Jay benar-benar sudah tidak tau harus bagaimana lagi menebus dosanya, jika harus memberikan nyawanya tapi seseorang bisa menghapus ingatan buruk Chaya dan mengembalikan lagi hidupnya yang indah, Jay rela.

“Sampai sekarang gue masih tetap self harm, kalau ingat lo, Ra. Tapi, gue ga mau mati, gue masih mau nyiksa diri gue untuk tetap hidup, untuk mimpi buruk tiap malam, membenci diri sendiri, dan nggak akan pernah ngerasa cukup seumur hidup.” Chaya memberanikan diri melirik Jay yang menatap lurus ke depan. Jay serius dengan perkataannya.

“Terus kita bisa apa, Jay?” Chaya akhirnya mencicit.

“Lo udah pernah nyoba ke psikiater?” Tanya Jay.

Chaya mengangguk. “Sampai sekarang gue pun masih dalam proses pengobatan.” Jay serasa dihantam godam puluhan kilo di kepalanya.

“Gue belum pernah, karena gue ga mau sembuh. Gue ga mau bahagia di atas penderitaan lo, Ra.”

Chaya adalah Chaya, sebesar apapun kebencian, luka, kecewa, dan traumanya terhadap Jay, ia masih bisa berempati. “Cukup nyiksa dirinya, sekarang gue izinin lo untuk berobat. Deep down, gue tau lo orang baik, Jay. Semua yang lo lakuin waktu itu karena berlandaskan kesalahpahaman. Tapi, tubuh gue masih mengingat dengan jelas ketakutannya yang udah melebihi batas, selama ini, jujur gue ga benci lo, karena gue tau lo sebenarnya orang baik, gue benci diri gue sendiri.”

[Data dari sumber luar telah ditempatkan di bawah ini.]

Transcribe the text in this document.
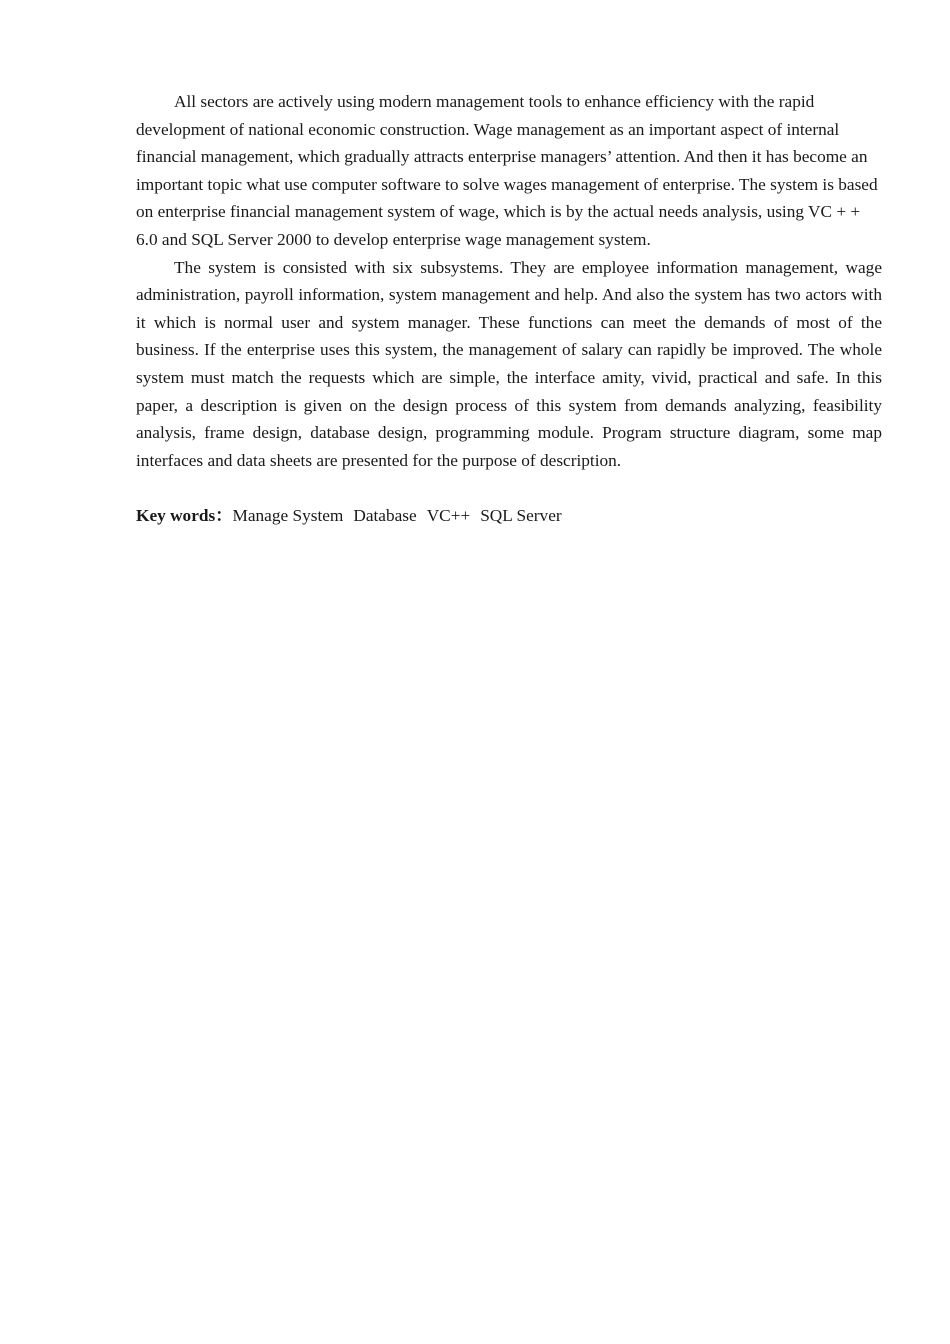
All sectors are actively using modern management tools to enhance efficiency with the rapid development of national economic construction. Wage management as an important aspect of internal financial management, which gradually attracts enterprise managers’ attention. And then it has become an important topic what use computer software to solve wages management of enterprise. The system is based on enterprise financial management system of wage, which is by the actual needs analysis, using VC + + 6.0 and SQL Server 2000 to develop enterprise wage management system.

The system is consisted with six subsystems. They are employee information management, wage administration, payroll information, system management and help. And also the system has two actors with it which is normal user and system manager. These functions can meet the demands of most of the business. If the enterprise uses this system, the management of salary can rapidly be improved. The whole system must match the requests which are simple, the interface amity, vivid, practical and safe. In this paper, a description is given on the design process of this system from demands analyzing, feasibility analysis, frame design, database design, programming module. Program structure diagram, some map interfaces and data sheets are presented for the purpose of description.

Key words：Manage System Database VC++ SQL Server
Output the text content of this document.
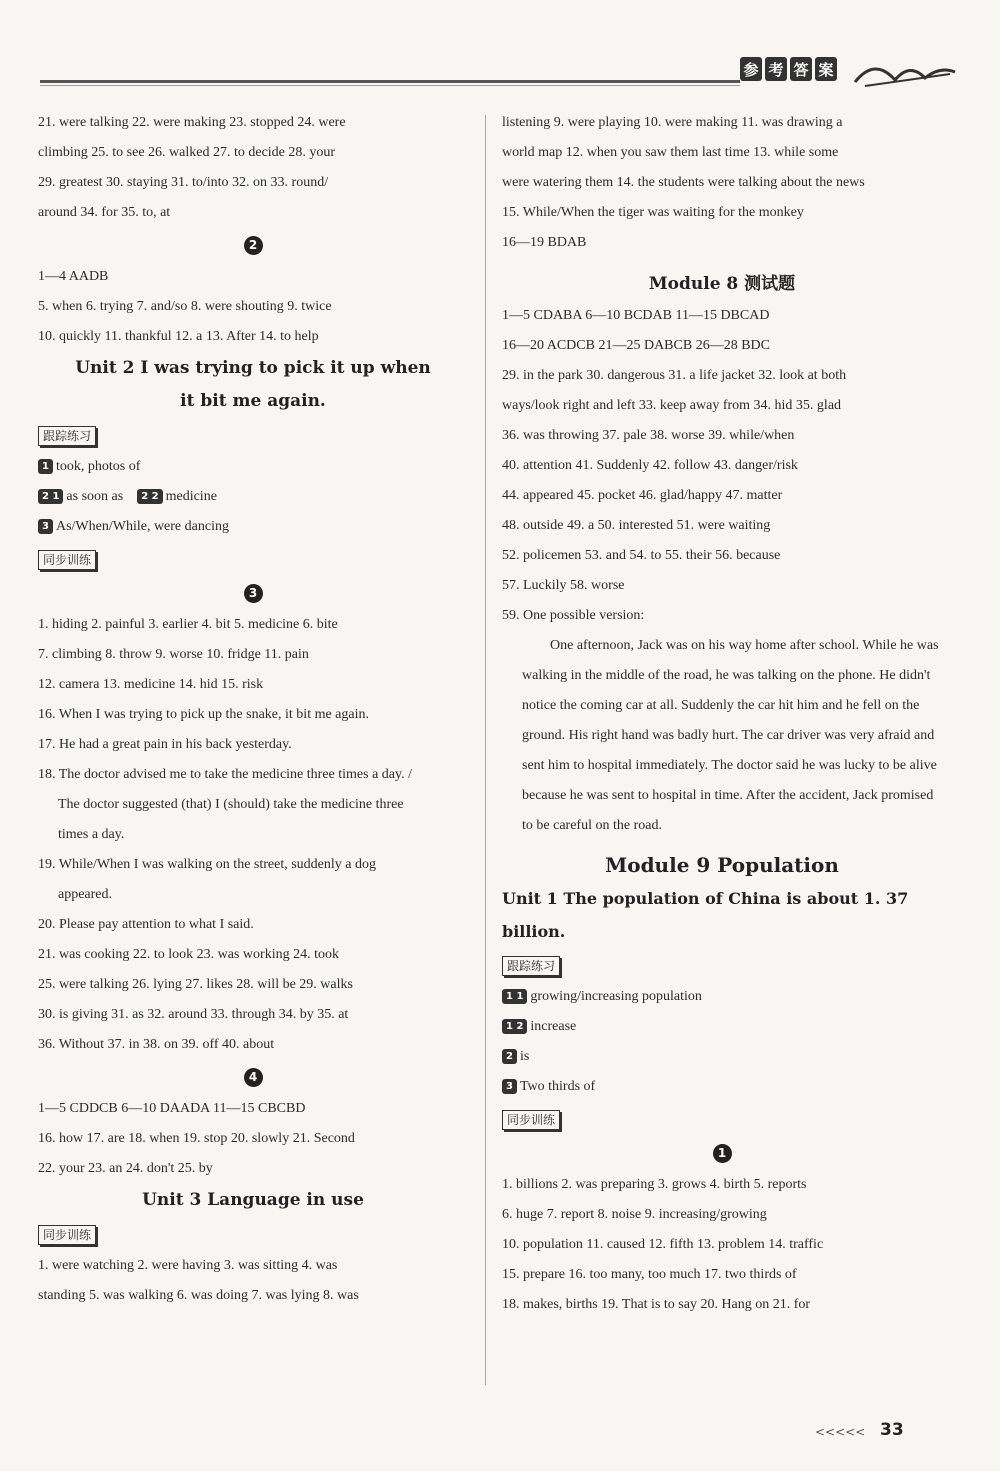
参 考 答 案
21. were talking 22. were making 23. stopped 24. were
climbing 25. to see 26. walked 27. to decide 28. your
29. greatest 30. staying 31. to/into 32. on 33. round/
around 34. for 35. to, at
2
1—4 AADB
5. when 6. trying 7. and/so 8. were shouting 9. twice
10. quickly 11. thankful 12. a 13. After 14. to help
Unit 2 I was trying to pick it up when
it bit me again.
跟踪练习
1 took, photos of
2 1 as soon as 2 2 medicine
3 As/When/While, were dancing
同步训练
3
1. hiding 2. painful 3. earlier 4. bit 5. medicine 6. bite
7. climbing 8. throw 9. worse 10. fridge 11. pain
12. camera 13. medicine 14. hid 15. risk
16. When I was trying to pick up the snake, it bit me again.
17. He had a great pain in his back yesterday.
18. The doctor advised me to take the medicine three times a day. /
The doctor suggested (that) I (should) take the medicine three
times a day.
19. While/When I was walking on the street, suddenly a dog
appeared.
20. Please pay attention to what I said.
21. was cooking 22. to look 23. was working 24. took
25. were talking 26. lying 27. likes 28. will be 29. walks
30. is giving 31. as 32. around 33. through 34. by 35. at
36. Without 37. in 38. on 39. off 40. about
4
1—5 CDDCB 6—10 DAADA 11—15 CBCBD
16. how 17. are 18. when 19. stop 20. slowly 21. Second
22. your 23. an 24. don't 25. by
Unit 3 Language in use
同步训练
1. were watching 2. were having 3. was sitting 4. was
standing 5. was walking 6. was doing 7. was lying 8. was
listening 9. were playing 10. were making 11. was drawing a
world map 12. when you saw them last time 13. while some
were watering them 14. the students were talking about the news
15. While/When the tiger was waiting for the monkey
16—19 BDAB
Module 8 测试题
1—5 CDABA 6—10 BCDAB 11—15 DBCAD
16—20 ACDCB 21—25 DABCB 26—28 BDC
29. in the park 30. dangerous 31. a life jacket 32. look at both
ways/look right and left 33. keep away from 34. hid 35. glad
36. was throwing 37. pale 38. worse 39. while/when
40. attention 41. Suddenly 42. follow 43. danger/risk
44. appeared 45. pocket 46. glad/happy 47. matter
48. outside 49. a 50. interested 51. were waiting
52. policemen 53. and 54. to 55. their 56. because
57. Luckily 58. worse
59. One possible version:
One afternoon, Jack was on his way home after school. While he was walking in the middle of the road, he was talking on the phone. He didn't notice the coming car at all. Suddenly the car hit him and he fell on the ground. His right hand was badly hurt. The car driver was very afraid and sent him to hospital immediately. The doctor said he was lucky to be alive because he was sent to hospital in time. After the accident, Jack promised to be careful on the road.
Module 9 Population
Unit 1 The population of China is about 1. 37 billion.
跟踪练习
1 1 growing/increasing population
1 2 increase
2 is
3 Two thirds of
同步训练
1
1. billions 2. was preparing 3. grows 4. birth 5. reports
6. huge 7. report 8. noise 9. increasing/growing
10. population 11. caused 12. fifth 13. problem 14. traffic
15. prepare 16. too many, too much 17. two thirds of
18. makes, births 19. That is to say 20. Hang on 21. for
<<<<< 33
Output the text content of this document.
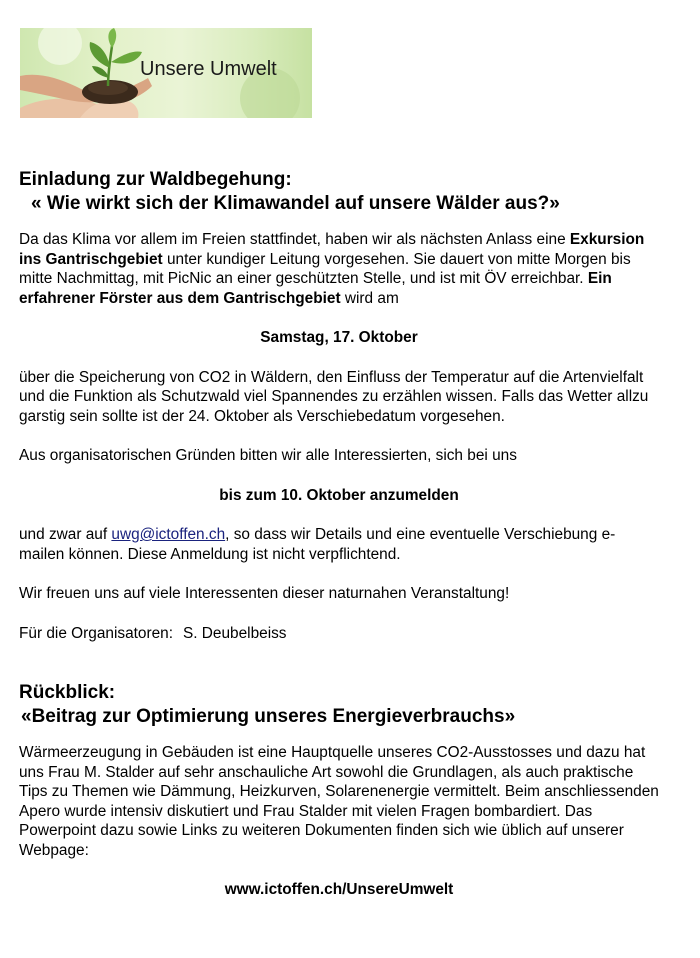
Unsere Umwelt
Einladung zur Waldbegehung:
« Wie wirkt sich der Klimawandel auf unsere Wälder aus?»

Da das Klima vor allem im Freien stattfindet, haben wir als nächsten Anlass eine Exkursion ins Gantrischgebiet unter kundiger Leitung vorgesehen. Sie dauert von mitte Morgen bis mitte Nachmittag, mit PicNic an einer geschützten Stelle, und ist mit ÖV erreichbar. Ein erfahrener Förster aus dem Gantrischgebiet wird am

Samstag, 17. Oktober

über die Speicherung von CO2 in Wäldern, den Einfluss der Temperatur auf die Artenvielfalt und die Funktion als Schutzwald viel Spannendes zu erzählen wissen. Falls das Wetter allzu garstig sein sollte ist der 24. Oktober als Verschiebedatum vorgesehen.

Aus organisatorischen Gründen bitten wir alle Interessierten, sich bei uns

bis zum 10. Oktober anzumelden

und zwar auf uwg@ictoffen.ch, so dass wir Details und eine eventuelle Verschiebung e-mailen können. Diese Anmeldung ist nicht verpflichtend.

Wir freuen uns auf viele Interessenten dieser naturnahen Veranstaltung!

Für die Organisatoren: S. Deubelbeiss

Rückblick:
«Beitrag zur Optimierung unseres Energieverbrauchs»

Wärmeerzeugung in Gebäuden ist eine Hauptquelle unseres CO2-Ausstosses und dazu hat uns Frau M. Stalder auf sehr anschauliche Art sowohl die Grundlagen, als auch praktische Tips zu Themen wie Dämmung, Heizkurven, Solarenenergie vermittelt. Beim anschliessenden Apero wurde intensiv diskutiert und Frau Stalder mit vielen Fragen bombardiert. Das Powerpoint dazu sowie Links zu weiteren Dokumenten finden sich wie üblich auf unserer Webpage:

www.ictoffen.ch/UnsereUmwelt
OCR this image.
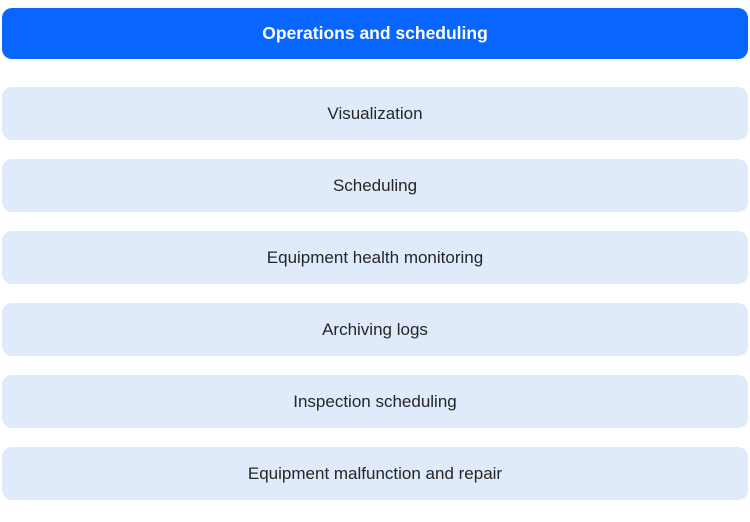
Operations and scheduling
Visualization
Scheduling
Equipment health monitoring
Archiving logs
Inspection scheduling
Equipment malfunction and repair
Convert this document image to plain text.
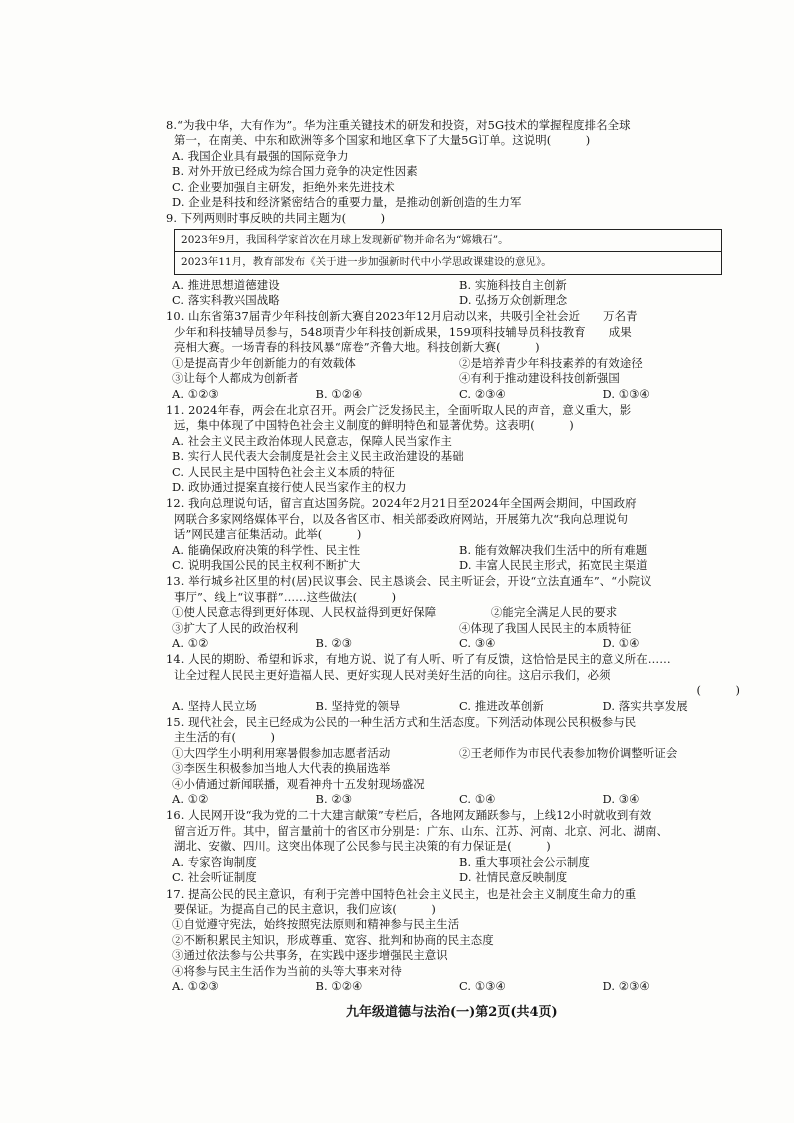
8.“为我中华，大有作为”。华为注重关键技术的研发和投资，对5G技术的掌握程度排名全球
第一，在南美、中东和欧洲等多个国家和地区拿下了大量5G订单。这说明(　　　)
A. 我国企业具有最强的国际竞争力
B. 对外开放已经成为综合国力竞争的决定性因素
C. 企业要加强自主研发，拒绝外来先进技术
D. 企业是科技和经济紧密结合的重要力量，是推动创新创造的生力军
9. 下列两则时事反映的共同主题为(　　　)
2023年9月，我国科学家首次在月球上发现新矿物并命名为“嫦娥石”。
2023年11月，教育部发布《关于进一步加强新时代中小学思政课建设的意见》。
A. 推进思想道德建设	B. 实施科技自主创新
C. 落实科教兴国战略	D. 弘扬万众创新理念
10. 山东省第37届青少年科技创新大赛自2023年12月启动以来，共吸引全社会近　　万名青
少年和科技辅导员参与，548项青少年科技创新成果，159项科技辅导员科技教育　　成果
亮相大赛。一场青春的科技风暴“席卷”齐鲁大地。科技创新大赛(　　　)
①是提高青少年创新能力的有效载体	②是培养青少年科技素养的有效途径
③让每个人都成为创新者	④有利于推动建设科技创新强国
A. ①②③	B. ①②④	C. ②③④	D. ①③④
11. 2024年春，两会在北京召开。两会广泛发扬民主，全面听取人民的声音，意义重大，影
远，集中体现了中国特色社会主义制度的鲜明特色和显著优势。这表明(　　　)
A. 社会主义民主政治体现人民意志，保障人民当家作主
B. 实行人民代表大会制度是社会主义民主政治建设的基础
C. 人民民主是中国特色社会主义本质的特征
D. 政协通过提案直接行使人民当家作主的权力
12. 我向总理说句话，留言直达国务院。2024年2月21日至2024年全国两会期间，中国政府
网联合多家网络媒体平台，以及各省区市、相关部委政府网站，开展第九次“我向总理说句
话”网民建言征集活动。此举(　　　)
A. 能确保政府决策的科学性、民主性	B. 能有效解决我们生活中的所有难题
C. 说明我国公民的民主权利不断扩大	D. 丰富人民民主形式，拓宽民主渠道
13. 举行城乡社区里的村(居)民议事会、民主恳谈会、民主听证会，开设“立法直通车”、“小院议
事厅”、线上“议事群”……这些做法(　　　)
①使人民意志得到更好体现、人民权益得到更好保障	②能完全满足人民的要求
③扩大了人民的政治权利	④体现了我国人民民主的本质特征
A. ①②	B. ②③	C. ③④	D. ①④
14. 人民的期盼、希望和诉求，有地方说、说了有人听、听了有反馈，这恰恰是民主的意义所在……
让全过程人民民主更好造福人民、更好实现人民对美好生活的向往。这启示我们，必须
(　　　)
A. 坚持人民立场	B. 坚持党的领导	C. 推进改革创新	D. 落实共享发展
15. 现代社会，民主已经成为公民的一种生活方式和生活态度。下列活动体现公民积极参与民
主生活的有(　　　)
①大四学生小明利用寒暑假参加志愿者活动	②王老师作为市民代表参加物价调整听证会
③李医生积极参加当地人大代表的换届选举
④小倩通过新闻联播，观看神舟十五发射现场盛况
A. ①②	B. ②③	C. ①④	D. ③④
16. 人民网开设“我为党的二十大建言献策”专栏后，各地网友踊跃参与，上线12小时就收到有效
留言近万件。其中，留言量前十的省区市分别是：广东、山东、江苏、河南、北京、河北、湖南、
湖北、安徽、四川。这突出体现了公民参与民主决策的有力保证是(　　　)
A. 专家咨询制度	B. 重大事项社会公示制度
C. 社会听证制度	D. 社情民意反映制度
17. 提高公民的民主意识，有利于完善中国特色社会主义民主，也是社会主义制度生命力的重
要保证。为提高自己的民主意识，我们应该(　　　)
①自觉遵守宪法，始终按照宪法原则和精神参与民主生活
②不断积累民主知识，形成尊重、宽容、批判和协商的民主态度
③通过依法参与公共事务，在实践中逐步增强民主意识
④将参与民主生活作为当前的头等大事来对待
A. ①②③	B. ①②④	C. ①③④	D. ②③④
九年级道德与法治(一)第2页(共4页)
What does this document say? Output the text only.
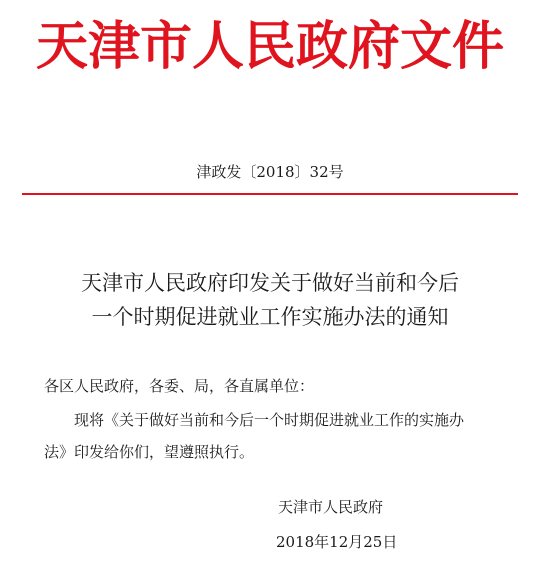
天津市人民政府文件
津政发〔2018〕32号
天津市人民政府印发关于做好当前和今后
一个时期促进就业工作实施办法的通知
各区人民政府，各委、局，各直属单位：
现将《关于做好当前和今后一个时期促进就业工作的实施办
法》印发给你们，望遵照执行。
天津市人民政府
2018年12月25日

Jay bahkan tidak kuasa menelan ludah. Kerongkongannya seakan tersumbat. Air mata yang sejak awal Jay tahan akhirnya meluncur. Chaya terlalu baik, dan itu makin membuatnya hancur.

“Tapi, gue mulai sadar kalau gue udah lama kehilangan diri sendiri. Gue udah lama menutup diri dan hidup dengan mindset yang salah, gue toxic banget sama diri gue sendiri. Akhir-akhir ini gue selalu merasa pengen berubah jadi lebih baik lagi, memulai semuanya kembali terlepas dari masa lalu gue gimana, karena gue menemukan alasan jantung gue berdetak kembali dan gue mulai punya keinginan lagi. mungkin alasan kita membahas semuanya di hari ini, juga merupakan pertanda dari Tuhan kalau jalan gue buat sembuh itu masih ada.” Chaya berkata demikian sambil menatap objek yang mulai perlahan mewarnai kanvas dunianya yang monokrom selama ini. Satu-satunya orang yang gigih mendobrak benteng pertahanannya yang setinggi langit.

“Gue turut suka cita, Ra. gue benar-benar mengharapkan sisi diri lo yang bersinar kembali lagi, persetan dengan semua trauma yang pernah lo alami, walaupun gue salah satu tersangkanya dan yang paling merusak hidup lo. Karena luka yang ditimbulkan dari rasa kecewa itu lebih sakit. Lo dulu pasti ga pernah ekspektasi gue adalah awal mimpi buruk lo.”  Jay tersenyum getir, semua perasaannya untuk Chaya bercampur jadi satu. Rasa cinta, rindu, rasa takut, semuanya campur aduk. Andai, ia bisa berada di samping Chaya, namun ia cukup sadar diri jika menginginkannya. Bagi Chaya sampai kapanpun Jay tetap mimpi buruk meski ribuan kali  ia bertobat sekalipun.

“Gue mau sembuh, Jay.”

“Gimana kalau gue nemenin lo setiap ke psikiater dan gue juga berobat ke psikiater yang sama dengan lo? Kita hadapi ketakutan ini bareng-bareng? Dan gue menanggung semua biaya pengobatan kita, please izinkan gue buat melakukan sesuatu buat lo, Ra.”
Chaya mengangguk. Ternyata ia cukup tegar.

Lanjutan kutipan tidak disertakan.